Defendant contends that the trial court erred when it failed to instruct sua sponte that an aggressor’s communicated withdrawal from a confrontation revives his right to self-defense. There was no request for such an instruction and no objection to the instruction as given. These cited instructions given by the trial court herein were drawn nearly verbatim from 2 Gillespie, Michigan Criminal Law & Procedure (2d ed), § 906, Form #404, p 1283. The majority admits that the trial judge could not be faulted and that Michigan law did not clearly require at the time of trial such an instruction as demanded now on appeal.

Furthermore, this writer feels that People v Townes, 391 Mich 578; 218 NW2d 136 (1974), relied upon so heavily by the majority, is not applicable to this case. The trial court in Townes gave the following instruction:

" 'Now the Defense in this case, members of the Jury, is a defense of self-defense, and I charge you, members of the Jury, first an aggressor is not necessarily a person who strikes the first blow in a personal encounter, or makes the first demonstration indicating an intent to strike. But if a person with a malice and hatred in his heart towards such a person seeks to provoke a difficulty either by acts or words with the intent to induce such other person to strike the first blow, or to make the demonstration in order to form a pretext to take his life, then the Defendant could not *629avail himself of the right of self-defense.’ ” Townes, at 584.

The Supreme Court found error because:

"The self-defense instruction was premised on the incorrect assumption that there had been some evidence introduced at trial from which the jury could reasonably infer that appellant was the 'aggressor’ in the fatal confrontation with Burnett. The court apparently focused on appellant’s conduct with respect to Odom McMillion and erroneously assumed that if appellant was at fault in provoking a disturbance in the tire store, he could then be held legally accountable as an aggressor for any response to his conduct, whether by McMillion or any other person. This was error. Appellant may only be held legally accountable as an aggressor for responsive conduct by another that is reasonably attributable to appellant’s own conduct. See Cartwright v State, 14 Tex Ct App R 486, 498-499, 502 (1883). In the present case there was no evidence that would support the inferences created by the self-defense instruction that Burnett’s actions were a legally reasonable response to appellant’s conduct and therefore, that appellant was an 'aggressor’ with respect to Burnett.” Townes, at 591-592.

This is different error than that asserted herein and, therefore, Townes is not controlling. The Court in Townes emphasized that the error was a factual one, that the instructions were erroneously based upon a finding that the initial disturbance was such as to make defendant therein an aggressor.

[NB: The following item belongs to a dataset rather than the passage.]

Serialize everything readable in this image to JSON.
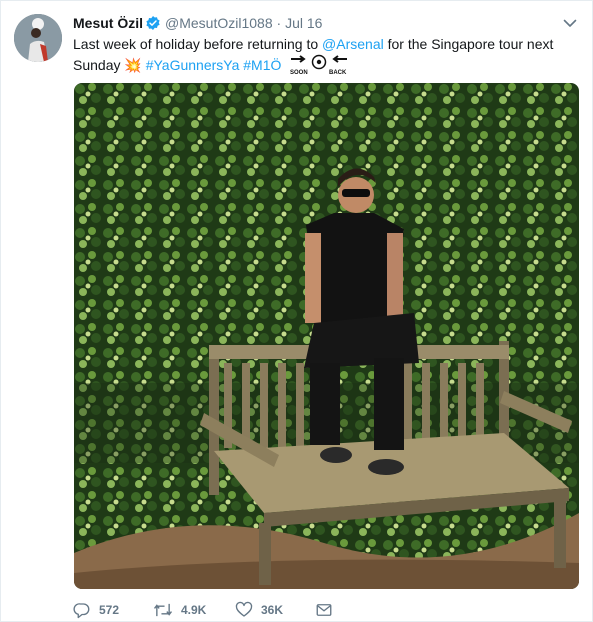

This is not so in the instant case. The facts are such that defendant could have been found to have been an aggressor at the time of the homicide herein. This writer cannot conclude that the instructions given in this case removed the question of self-defense from the jury as in People v Townes.

The instant case involves even a clearer distin-guishment of Townes than that presented by Judge V. J. Brennan’s well-written dissent in Peo*630ple v Smith, 67 Mich App 145, 157-160; 240 NW2d 475 (1976), lv den, 397 Mich 821 (1976).1 The instructions herein were given in accordance with Michigan law, were not clearly erroneous and did not preclude the jury from considering defendant’s claim of self-defense. There was no manifest injustice. Defendant’s failure to seek clarification at trial should bar appellate review.

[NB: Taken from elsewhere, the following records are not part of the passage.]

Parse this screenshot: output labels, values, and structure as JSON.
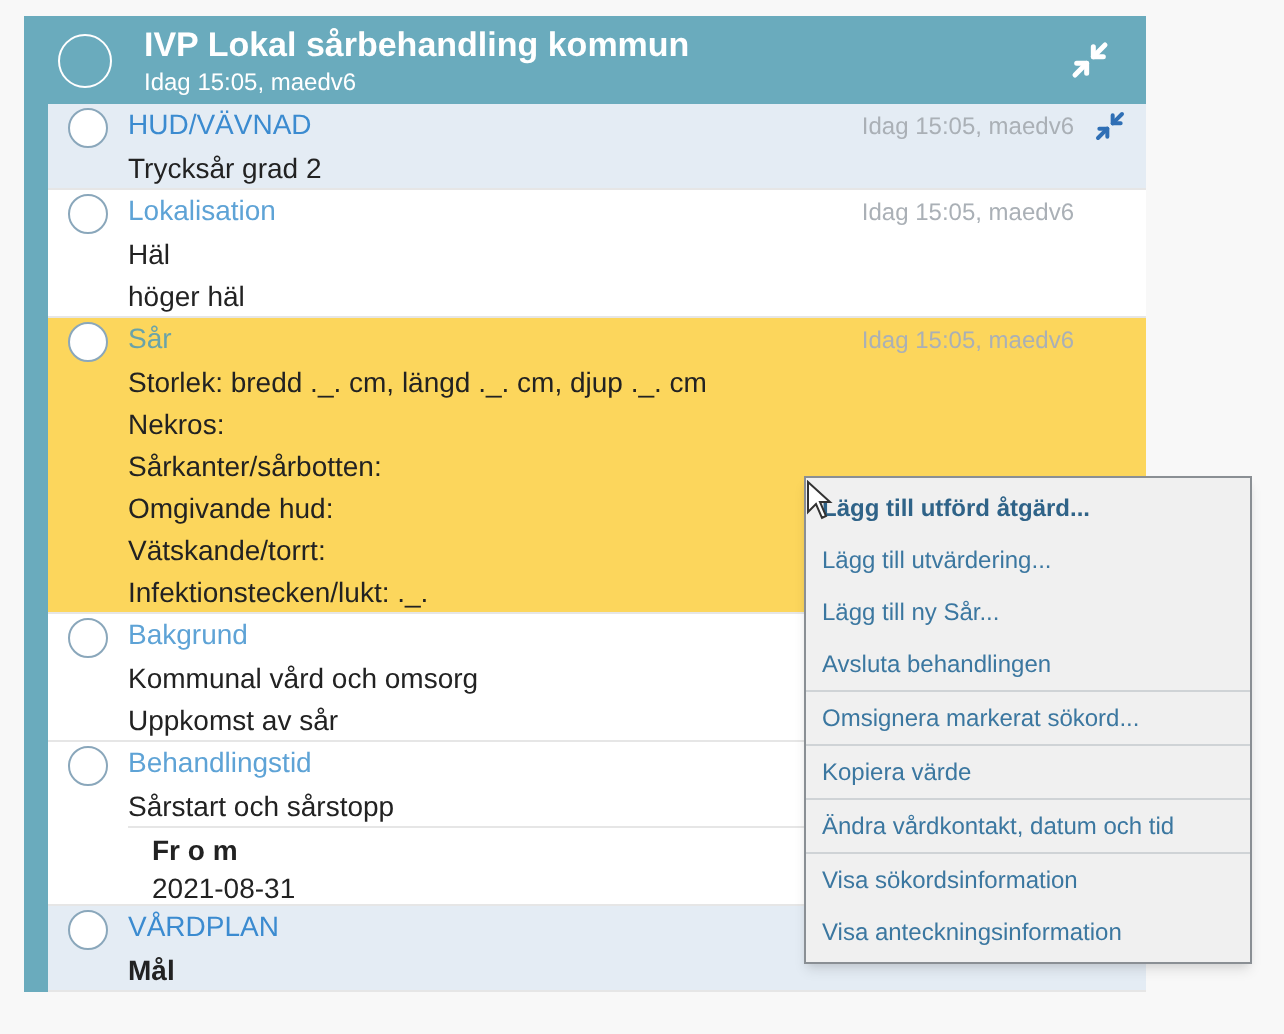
{
  "header": {
    "title": "IVP Lokal sårbehandling kommun",
    "subtitle": "Idag 15:05, maedv6",
    "selected": false
  },
  "rows": [
    {
      "kind": "group",
      "title": "HUD/VÄVNAD",
      "time": "Idag 15:05, maedv6",
      "pinned": true,
      "selected": false,
      "lines": [
        "Trycksår grad 2"
      ]
    },
    {
      "kind": "item",
      "title": "Lokalisation",
      "time": "Idag 15:05, maedv6",
      "pinned": false,
      "selected": false,
      "lines": [
        "Häl",
        "höger häl"
      ]
    },
    {
      "kind": "item",
      "title": "Sår",
      "time": "Idag 15:05, maedv6",
      "pinned": false,
      "selected": true,
      "lines": [
        "Storlek: bredd ._. cm, längd ._. cm, djup ._. cm",
        "Nekros:",
        "Sårkanter/sårbotten:",
        "Omgivande hud:",
        "Vätskande/torrt:",
        "Infektionstecken/lukt: ._."
      ]
    },
    {
      "kind": "item",
      "title": "Bakgrund",
      "pinned": false,
      "selected": false,
      "lines": [
        "Kommunal vård och omsorg",
        "Uppkomst av sår"
      ]
    },
    {
      "kind": "item",
      "title": "Behandlingstid",
      "pinned": false,
      "selected": false,
      "lines": [
        "Sårstart och sårstopp"
      ],
      "sub": {
        "label": "Fr o m",
        "value": "2021-08-31"
      }
    },
    {
      "kind": "group",
      "title": "VÅRDPLAN",
      "pinned": false,
      "selected": false,
      "lines": [
        "Mål"
      ]
    }
  ],
  "menu": {
    "sections": [
      [
        {
          "label": "Lägg till utförd åtgärd...",
          "default": true
        },
        {
          "label": "Lägg till utvärdering...",
          "default": false
        },
        {
          "label": "Lägg till ny Sår...",
          "default": false
        },
        {
          "label": "Avsluta behandlingen",
          "default": false
        }
      ],
      [
        {
          "label": "Omsignera markerat sökord...",
          "default": false
        }
      ],
      [
        {
          "label": "Kopiera värde",
          "default": false
        }
      ],
      [
        {
          "label": "Ändra vårdkontakt, datum och tid",
          "default": false
        }
      ],
      [
        {
          "label": "Visa sökordsinformation",
          "default": false
        },
        {
          "label": "Visa anteckningsinformation",
          "default": false
        }
      ]
    ]
  }
}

This writer votes to affirm.

Judge Brennan noted in Smith as follows:

"Unlike Townes, the jury was not instructed that if they should find that the defendant was the aggressor in bringing on the difficulty at the gas station that the defense of self-defense would be unavailable to him. Clearly, the trial judge gave the question of self-defense to the jury as a question of fact for them to decide. I do not believe that the defendant was prejudiced, because the instructions were adequate and the testimony of complainant was undisputed that defendant drew his gun first. Clearly, the trial judge intended to instruct the jury that in making their determination of who the aggressor was, they should consider all the facts and circumstances of the case, including those facts at the beginning of the incident. This was not error. In any event, the jury considered defendant’s contention of self-defense and found him guilty. The defendant did not object to the instructions as given and I find no manifest injustice. I would not disturb the jury’s finding.” Smith, at 160.